Namun, beredar isu dikalangan masyarakat bahwa seseorang harus memiliki surat vaksin sebagai persyaratan administrasi ketika melamar sebuah pekerjaan. Ada juga yang mengatakan seseorang harus memiliki surat vaksin agar dia tidak di PHK dari Perusahaan tempat ia bekerja.
PERTANYAAN:
Jika Katalisator Vaksin Najis yang digunakan, bagaimanakah hukum pencegahan penyakit dengan menggunakan Katalisator Vaksin Najis karena khawatir hilang jabatan?
JAWABAN:
Hukum menggunakan vaksin yang dihasilkan dengan menggunakan katalisator najis untuk pencegahan penyakit adalah boleh, karena:
a. Vaksin yang dihasilkan tidak terkontaminasi oleh najis.
b. Pencegahan peyakit dengan vaksin adalah merupakan perintah pemerintah yang wajib ditaati.
c. Bagi yang khawatir jabatan benar-benar hilang ketika tidak vaksin, dan tidak menemukan pekerjaan yang layak, maka boleh.
REFERENSI:
حواشي الشرواني - الشرواني والعبادي، الجزء ٣ الصفحة ٧٢
وإذا اعتبرنا اعتقاد الآمر فأمر بمأمور أو مباح عنده حرام عند المأمور فهل يستثنى ذلك فلا يجب الامتثال أي إذا لم يخف الفتنة أو يجب مطلقا ويندفع الاثم لأجل أمر الحاكم أو يجب ويلزم التقليد فيه نظر وقد يتجه الاستثناء وأنه ليس للإمام الامر بحرام عند المأمور وإن لم يكن حراما عنده إذ ليس له حمل الناس على مذهبه سم
Artinya : Apabila kita mempertimbangkan keyakinan orang yang memerintah (pemerintah), kemudian memerintah hal yang wajib atau mubah menurutnya, sementara menurut orang yang diperintah adalah haram. Kemudian ada pertanyaan
Apakah hal itu ada pengecualiannya sehingga tidak wajib dilaksanakan saat tidak khawatir menimbulkan fitnah? Atau wajibnya melaksanakan hal itu secara mutlak? Sehingga apabila tidak dilaksanakan mengakibatkan dosa disebabkan hal itu merupakan perintah dari hakim (pemerintah)? Atau hal itu menjadi wajib dan harus diikuti ? Dalam masalah ini perlu dikaji kembali, namun pendapat yang terkadang dianut adalah yang menyatakan hal tersebut ada pengecualiannya dan tidak boleh bagi pemerintah memerintahkan hal yang haram kepada rakyat, meskipun hal itu tidak haram menurut madzhab atau pendapat si-pemerintah, karena pemerintah tidak boleh memerintahkan sesuatu kepada rakyatnya berdasarkan madzhabnya sendiri (dalam arti jika Imam dan rakyatnya berbeda madzhab).

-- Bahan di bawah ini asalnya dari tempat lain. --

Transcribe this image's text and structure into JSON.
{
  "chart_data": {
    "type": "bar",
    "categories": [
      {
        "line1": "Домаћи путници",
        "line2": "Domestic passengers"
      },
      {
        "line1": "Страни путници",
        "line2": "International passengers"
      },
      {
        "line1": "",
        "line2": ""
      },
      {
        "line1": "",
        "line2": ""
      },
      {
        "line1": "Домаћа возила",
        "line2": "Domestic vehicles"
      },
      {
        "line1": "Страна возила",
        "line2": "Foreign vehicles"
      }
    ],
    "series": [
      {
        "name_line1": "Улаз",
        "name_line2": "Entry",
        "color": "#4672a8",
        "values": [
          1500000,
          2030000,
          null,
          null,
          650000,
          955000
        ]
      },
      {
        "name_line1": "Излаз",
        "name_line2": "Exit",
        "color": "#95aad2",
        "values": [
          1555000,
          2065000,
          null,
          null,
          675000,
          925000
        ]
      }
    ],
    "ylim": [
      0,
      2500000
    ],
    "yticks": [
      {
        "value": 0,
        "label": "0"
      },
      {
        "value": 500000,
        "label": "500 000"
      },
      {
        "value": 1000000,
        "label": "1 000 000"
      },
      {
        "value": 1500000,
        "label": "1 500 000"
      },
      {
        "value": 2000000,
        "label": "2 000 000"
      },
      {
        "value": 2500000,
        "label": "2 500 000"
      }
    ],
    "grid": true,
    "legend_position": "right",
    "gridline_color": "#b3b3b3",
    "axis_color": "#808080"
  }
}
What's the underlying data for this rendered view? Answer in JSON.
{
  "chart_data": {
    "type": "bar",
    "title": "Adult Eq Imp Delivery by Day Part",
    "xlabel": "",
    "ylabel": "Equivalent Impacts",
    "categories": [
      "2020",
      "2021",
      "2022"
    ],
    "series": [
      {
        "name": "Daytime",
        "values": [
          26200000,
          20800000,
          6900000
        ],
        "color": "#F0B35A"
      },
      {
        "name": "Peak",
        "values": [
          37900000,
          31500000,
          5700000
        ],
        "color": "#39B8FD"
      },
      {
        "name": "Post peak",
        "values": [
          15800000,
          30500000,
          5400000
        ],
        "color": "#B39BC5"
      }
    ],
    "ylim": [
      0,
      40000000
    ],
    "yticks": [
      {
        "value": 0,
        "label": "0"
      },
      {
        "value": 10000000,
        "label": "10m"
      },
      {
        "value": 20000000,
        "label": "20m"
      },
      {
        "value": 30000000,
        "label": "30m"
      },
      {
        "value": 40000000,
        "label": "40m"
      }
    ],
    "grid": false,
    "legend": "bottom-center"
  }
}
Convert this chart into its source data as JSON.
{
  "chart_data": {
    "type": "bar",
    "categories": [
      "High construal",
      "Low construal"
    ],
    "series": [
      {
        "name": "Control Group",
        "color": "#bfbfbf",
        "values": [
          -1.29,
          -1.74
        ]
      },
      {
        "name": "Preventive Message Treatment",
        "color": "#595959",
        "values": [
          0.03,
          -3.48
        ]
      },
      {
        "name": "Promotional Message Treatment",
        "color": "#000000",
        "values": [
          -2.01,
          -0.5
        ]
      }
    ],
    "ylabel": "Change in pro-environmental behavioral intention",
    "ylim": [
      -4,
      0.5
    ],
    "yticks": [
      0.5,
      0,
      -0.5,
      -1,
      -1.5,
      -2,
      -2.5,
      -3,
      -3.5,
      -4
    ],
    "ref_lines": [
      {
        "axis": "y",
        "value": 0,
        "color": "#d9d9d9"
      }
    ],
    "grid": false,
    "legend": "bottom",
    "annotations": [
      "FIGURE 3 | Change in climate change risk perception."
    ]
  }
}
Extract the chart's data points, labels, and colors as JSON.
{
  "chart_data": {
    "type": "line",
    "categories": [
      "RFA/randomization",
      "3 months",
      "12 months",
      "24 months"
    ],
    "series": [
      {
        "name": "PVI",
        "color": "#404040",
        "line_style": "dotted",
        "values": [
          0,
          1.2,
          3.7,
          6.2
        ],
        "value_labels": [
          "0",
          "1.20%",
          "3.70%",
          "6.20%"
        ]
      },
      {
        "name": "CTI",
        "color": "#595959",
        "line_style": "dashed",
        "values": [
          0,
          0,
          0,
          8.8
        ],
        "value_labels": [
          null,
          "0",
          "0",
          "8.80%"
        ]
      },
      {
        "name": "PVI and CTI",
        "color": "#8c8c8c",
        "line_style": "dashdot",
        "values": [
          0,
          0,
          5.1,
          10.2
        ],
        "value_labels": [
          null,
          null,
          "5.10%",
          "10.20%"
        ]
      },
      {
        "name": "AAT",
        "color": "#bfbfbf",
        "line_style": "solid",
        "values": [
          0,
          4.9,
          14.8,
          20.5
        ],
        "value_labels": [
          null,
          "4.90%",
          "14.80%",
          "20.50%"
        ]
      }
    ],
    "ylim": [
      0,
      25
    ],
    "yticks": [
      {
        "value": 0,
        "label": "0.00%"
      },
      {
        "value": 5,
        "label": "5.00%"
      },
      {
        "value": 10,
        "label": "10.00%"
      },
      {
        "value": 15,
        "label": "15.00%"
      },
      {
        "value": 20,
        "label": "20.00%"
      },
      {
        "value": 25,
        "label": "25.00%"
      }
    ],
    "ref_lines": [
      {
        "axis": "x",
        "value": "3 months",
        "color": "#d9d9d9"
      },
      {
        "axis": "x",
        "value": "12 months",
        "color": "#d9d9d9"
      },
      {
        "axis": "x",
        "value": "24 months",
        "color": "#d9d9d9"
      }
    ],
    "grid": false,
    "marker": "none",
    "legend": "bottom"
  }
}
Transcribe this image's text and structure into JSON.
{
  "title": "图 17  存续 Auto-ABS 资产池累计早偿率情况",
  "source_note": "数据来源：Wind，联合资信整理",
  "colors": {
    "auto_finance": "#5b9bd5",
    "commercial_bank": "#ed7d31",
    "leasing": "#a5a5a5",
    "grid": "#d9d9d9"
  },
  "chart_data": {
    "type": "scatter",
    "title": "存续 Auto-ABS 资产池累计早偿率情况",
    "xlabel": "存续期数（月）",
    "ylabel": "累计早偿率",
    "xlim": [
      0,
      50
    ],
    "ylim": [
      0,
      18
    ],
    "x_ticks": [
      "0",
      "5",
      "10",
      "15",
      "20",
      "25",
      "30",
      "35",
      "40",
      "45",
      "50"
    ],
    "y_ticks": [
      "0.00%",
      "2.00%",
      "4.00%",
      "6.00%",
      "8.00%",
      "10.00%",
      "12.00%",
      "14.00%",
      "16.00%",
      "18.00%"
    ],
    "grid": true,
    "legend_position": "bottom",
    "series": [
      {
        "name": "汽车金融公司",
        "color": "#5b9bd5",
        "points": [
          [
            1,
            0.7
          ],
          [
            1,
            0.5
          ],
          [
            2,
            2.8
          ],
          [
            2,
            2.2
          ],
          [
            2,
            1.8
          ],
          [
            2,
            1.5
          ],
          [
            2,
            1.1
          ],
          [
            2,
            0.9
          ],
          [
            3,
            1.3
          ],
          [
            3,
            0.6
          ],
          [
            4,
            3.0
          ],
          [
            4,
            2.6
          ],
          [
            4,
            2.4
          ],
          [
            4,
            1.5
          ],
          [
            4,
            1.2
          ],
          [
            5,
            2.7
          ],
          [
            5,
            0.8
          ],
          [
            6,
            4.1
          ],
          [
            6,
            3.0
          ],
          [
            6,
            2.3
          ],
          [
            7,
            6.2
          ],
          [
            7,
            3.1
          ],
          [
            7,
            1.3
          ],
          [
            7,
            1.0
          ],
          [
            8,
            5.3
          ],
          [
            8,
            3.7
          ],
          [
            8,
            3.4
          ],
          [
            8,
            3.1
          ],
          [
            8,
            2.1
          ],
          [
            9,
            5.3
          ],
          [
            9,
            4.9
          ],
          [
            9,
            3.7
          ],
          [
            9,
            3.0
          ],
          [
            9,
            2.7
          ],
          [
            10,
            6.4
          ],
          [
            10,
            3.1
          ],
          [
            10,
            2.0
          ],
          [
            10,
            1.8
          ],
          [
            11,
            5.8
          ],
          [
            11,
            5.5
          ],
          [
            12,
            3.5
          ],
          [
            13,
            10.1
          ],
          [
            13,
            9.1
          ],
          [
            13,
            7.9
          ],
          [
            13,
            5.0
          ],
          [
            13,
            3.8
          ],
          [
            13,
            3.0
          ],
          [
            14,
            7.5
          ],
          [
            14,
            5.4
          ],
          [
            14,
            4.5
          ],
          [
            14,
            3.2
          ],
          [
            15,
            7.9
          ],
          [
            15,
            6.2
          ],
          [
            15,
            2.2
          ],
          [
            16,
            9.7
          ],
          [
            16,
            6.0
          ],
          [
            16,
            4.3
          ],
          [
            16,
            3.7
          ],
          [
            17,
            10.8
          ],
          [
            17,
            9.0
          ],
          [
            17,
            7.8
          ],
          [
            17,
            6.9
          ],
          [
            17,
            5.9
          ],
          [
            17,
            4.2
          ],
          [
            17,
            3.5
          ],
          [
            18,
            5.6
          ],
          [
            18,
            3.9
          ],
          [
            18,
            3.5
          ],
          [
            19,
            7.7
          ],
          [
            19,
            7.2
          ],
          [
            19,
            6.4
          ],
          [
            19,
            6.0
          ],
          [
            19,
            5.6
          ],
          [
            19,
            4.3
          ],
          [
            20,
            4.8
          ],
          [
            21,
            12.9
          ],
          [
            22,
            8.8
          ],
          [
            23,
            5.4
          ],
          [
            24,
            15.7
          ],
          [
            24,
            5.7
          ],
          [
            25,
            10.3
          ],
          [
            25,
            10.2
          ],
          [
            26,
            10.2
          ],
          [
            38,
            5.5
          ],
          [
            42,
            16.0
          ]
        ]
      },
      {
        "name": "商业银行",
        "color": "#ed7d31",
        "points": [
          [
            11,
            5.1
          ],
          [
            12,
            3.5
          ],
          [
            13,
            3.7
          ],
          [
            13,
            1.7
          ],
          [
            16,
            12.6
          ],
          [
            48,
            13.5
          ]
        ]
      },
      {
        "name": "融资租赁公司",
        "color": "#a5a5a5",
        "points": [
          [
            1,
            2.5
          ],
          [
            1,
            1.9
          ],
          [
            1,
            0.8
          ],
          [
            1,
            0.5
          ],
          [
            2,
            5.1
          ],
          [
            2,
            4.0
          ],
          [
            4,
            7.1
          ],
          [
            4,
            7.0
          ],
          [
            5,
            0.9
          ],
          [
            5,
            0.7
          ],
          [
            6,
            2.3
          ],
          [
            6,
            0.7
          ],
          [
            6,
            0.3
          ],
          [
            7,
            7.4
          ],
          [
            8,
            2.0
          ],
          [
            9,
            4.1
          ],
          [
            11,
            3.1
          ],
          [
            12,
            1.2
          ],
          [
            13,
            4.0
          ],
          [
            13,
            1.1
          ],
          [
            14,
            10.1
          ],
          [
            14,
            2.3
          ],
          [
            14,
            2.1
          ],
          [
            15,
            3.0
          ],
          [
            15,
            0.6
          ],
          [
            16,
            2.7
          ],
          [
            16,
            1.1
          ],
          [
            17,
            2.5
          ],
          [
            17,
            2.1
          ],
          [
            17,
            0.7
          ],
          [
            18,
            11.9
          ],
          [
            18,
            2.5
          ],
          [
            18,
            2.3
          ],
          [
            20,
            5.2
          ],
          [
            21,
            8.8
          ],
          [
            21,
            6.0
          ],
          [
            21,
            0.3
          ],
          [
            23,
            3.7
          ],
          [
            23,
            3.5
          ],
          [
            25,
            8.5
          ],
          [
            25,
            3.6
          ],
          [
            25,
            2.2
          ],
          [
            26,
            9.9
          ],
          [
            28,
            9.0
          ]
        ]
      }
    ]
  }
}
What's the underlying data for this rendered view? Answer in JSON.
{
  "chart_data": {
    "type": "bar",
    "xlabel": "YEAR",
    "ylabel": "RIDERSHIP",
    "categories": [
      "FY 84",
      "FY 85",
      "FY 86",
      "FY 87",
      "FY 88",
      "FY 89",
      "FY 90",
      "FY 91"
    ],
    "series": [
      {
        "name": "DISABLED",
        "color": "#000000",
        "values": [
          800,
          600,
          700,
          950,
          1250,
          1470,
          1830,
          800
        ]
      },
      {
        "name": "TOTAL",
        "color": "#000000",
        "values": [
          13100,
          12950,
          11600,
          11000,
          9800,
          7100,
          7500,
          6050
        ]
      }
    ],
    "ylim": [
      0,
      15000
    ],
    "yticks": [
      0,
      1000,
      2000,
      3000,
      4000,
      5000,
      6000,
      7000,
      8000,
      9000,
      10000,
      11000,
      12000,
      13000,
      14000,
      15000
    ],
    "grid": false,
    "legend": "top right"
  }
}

Dinukil dari pendapat Ibnu Qosim.
بغية المسترشدين، الصحفة ١٨٠
والحاصل أنه تجب طاعة الإمام فيما أمر به ظاهراً وباطناً مما ليس بحرام أو مكروه، فالواجب يتأكد، والمندوب يجب، وكذا المباح إن كان فيه مصلحة كترك شرب التنباك إذا قلنا بكراهته لأن فيه خسة بذوي الهيئات، وقد وقع أن السلطان أمر نائبه بأن ينادي بعدم شرب الناس له في الأسواق والقهاوي، فخالفوه وشربوا فهم العصاة، ويحرم شربه الآن امتثالاً لأمره ولو أمر الإمام بشيء ثم رجع ولو قبل التلبس به لم يسقط الوجوب اهـ
Artinya: Kesimpulannya bahwasanya wajib secara dhohir dan batin, mentaati peraturan Pemerintah yang tidak mengadung keharaman atau kemakruhan. Maka mentaati hal yang wajib itu hukumnya sangat wajib, mentaati hal yang sunnah itu menjadi wajib, begitu juga mentaati hal yang mubah itu juga wajib jika hal yang mubah itu membawa maslahat secara umum, seperti perintah meninggalkan rokok, jika kita mengikuti pendapat yang menyatakan rokok itu makruh karena merokok dipandang kurang baik jika dilakukan oleh orang yang memiliki kedudukan. Lalu Pemerintah mengintruksikan pada bawahannya untuk menerbitkan peraturan tidak boleh merokok ditempat umum semisal pasar maupun cafe (warung kopi), namun mereka melanggarnya dengan merokok ditempat umum, dalam hal ini mereka tergolong orang yang melakukan maksiat. Dalam kondisi ini hukum merokok menjadi haram disebabkan karena adanya kewajiban melaksanakan aturan Pemerintah. Jika Pemerintah membuat peraturan lalu mencabutnya kembali meskipun belum sampai tahap menerapkan / merealisasikan peraturan tersebut, maka kewajiban melaksanakan peraturan belum gugur.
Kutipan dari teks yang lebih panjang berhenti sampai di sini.